Untuk memuaskan rasa penasaran, aku sengaja meminta pemandu kami untuk menjalankan mobil pelan-pelan dan melintas di jalan-jalan utama. Harapanku aku akan melihat sebuah kota yang benar-benar 'mandi kembang'...he..he..maksudnya bunga bunga bermekaran di sana sini memanjakan mata.
Dalam cuaca yang sejuk, aku harus menelan kekecewaan karena taman-taman kotanya tidak secantik Surabaya yang luar biasa panas dan gerah. Bahkan di kawasan premium -depan Gedung Sate, maksudku- median jalannya sama sekali tidak tampak indah.
Taman kota gundul, median jalan merana dan tidak terurus, sungai di bawah jembatan layang dipenuhi sampah yang -asli- membuat aku langsung memalingkan muka.

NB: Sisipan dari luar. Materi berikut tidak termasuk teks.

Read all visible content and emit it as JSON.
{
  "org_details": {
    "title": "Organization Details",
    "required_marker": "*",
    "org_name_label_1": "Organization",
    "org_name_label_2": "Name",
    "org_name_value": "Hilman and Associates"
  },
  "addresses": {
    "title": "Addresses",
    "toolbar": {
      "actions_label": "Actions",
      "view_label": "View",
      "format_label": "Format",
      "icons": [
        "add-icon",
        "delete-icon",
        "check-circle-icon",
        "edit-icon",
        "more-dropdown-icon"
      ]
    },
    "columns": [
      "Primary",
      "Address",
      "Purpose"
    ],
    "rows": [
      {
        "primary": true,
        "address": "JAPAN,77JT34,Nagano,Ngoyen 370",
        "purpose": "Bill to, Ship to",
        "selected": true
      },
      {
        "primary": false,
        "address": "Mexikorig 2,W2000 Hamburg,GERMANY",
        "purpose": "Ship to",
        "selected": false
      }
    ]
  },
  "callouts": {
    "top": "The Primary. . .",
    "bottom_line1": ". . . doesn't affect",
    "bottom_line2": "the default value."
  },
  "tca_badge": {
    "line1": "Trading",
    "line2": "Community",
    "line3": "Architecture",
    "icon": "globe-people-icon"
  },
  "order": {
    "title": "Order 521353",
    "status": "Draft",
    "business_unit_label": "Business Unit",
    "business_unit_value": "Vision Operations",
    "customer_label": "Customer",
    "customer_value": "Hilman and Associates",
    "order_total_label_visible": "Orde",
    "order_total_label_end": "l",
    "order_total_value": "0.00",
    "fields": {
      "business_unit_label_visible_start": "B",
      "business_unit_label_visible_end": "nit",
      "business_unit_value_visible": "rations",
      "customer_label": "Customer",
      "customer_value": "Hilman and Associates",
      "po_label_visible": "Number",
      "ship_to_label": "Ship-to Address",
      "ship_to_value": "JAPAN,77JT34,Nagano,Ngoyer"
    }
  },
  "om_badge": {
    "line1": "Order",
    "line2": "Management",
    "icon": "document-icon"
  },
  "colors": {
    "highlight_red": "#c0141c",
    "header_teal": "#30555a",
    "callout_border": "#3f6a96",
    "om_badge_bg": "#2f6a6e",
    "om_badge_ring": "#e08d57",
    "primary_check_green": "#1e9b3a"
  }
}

Maaf lho ya...sekali lagi maaf... Tapi memang kondisinya jauh sekali dibandingkan Surabaya. Tidak percaya ? silahkan datang ke kota kami, dan lihatlah bagaimana kota metropolis ini begitu nyaman untuk ditinggali.
Kita sisir dari ujung selatan. Bundaran Waru dengan gedung pencakar langitnya yang megah -City of Tomorrow- adalah pintu gerbang Surabaya dari sisi selatan. Dari sini saja mata kita sudah dibuat sejuk oleh berbagai tanaman dan pohon peneduh, sebelum kita bertemu dengan Taman Pelangi yang indah.
Lalu, melintas di sepanjang Raya A. Yani terus melaju di Raya Darmo, median jalannya sangat hijau, segar, rapi, dan bersih ! Padahal kalau kita cermati, tanaman pengisi median jalan itu dari jenis yang murah meriah dan gampang tumbuh. Maklum, cuaca kota Surabaya sering tidak bersahabat, panas, gerah, dan yang pasti polusi.
Bahkan tanah kosong di bawah jembatan layang pun tidak benar-benar kosong. Semuanya penuh oleh rumpun bunga bakung, dracaena, lili paris, dan tanaman perdu yang 'tidak populer'. Pilar-pilar betonnya ditempeli pot dinding dengan tanaman sulur, yang semakin menambah cantik.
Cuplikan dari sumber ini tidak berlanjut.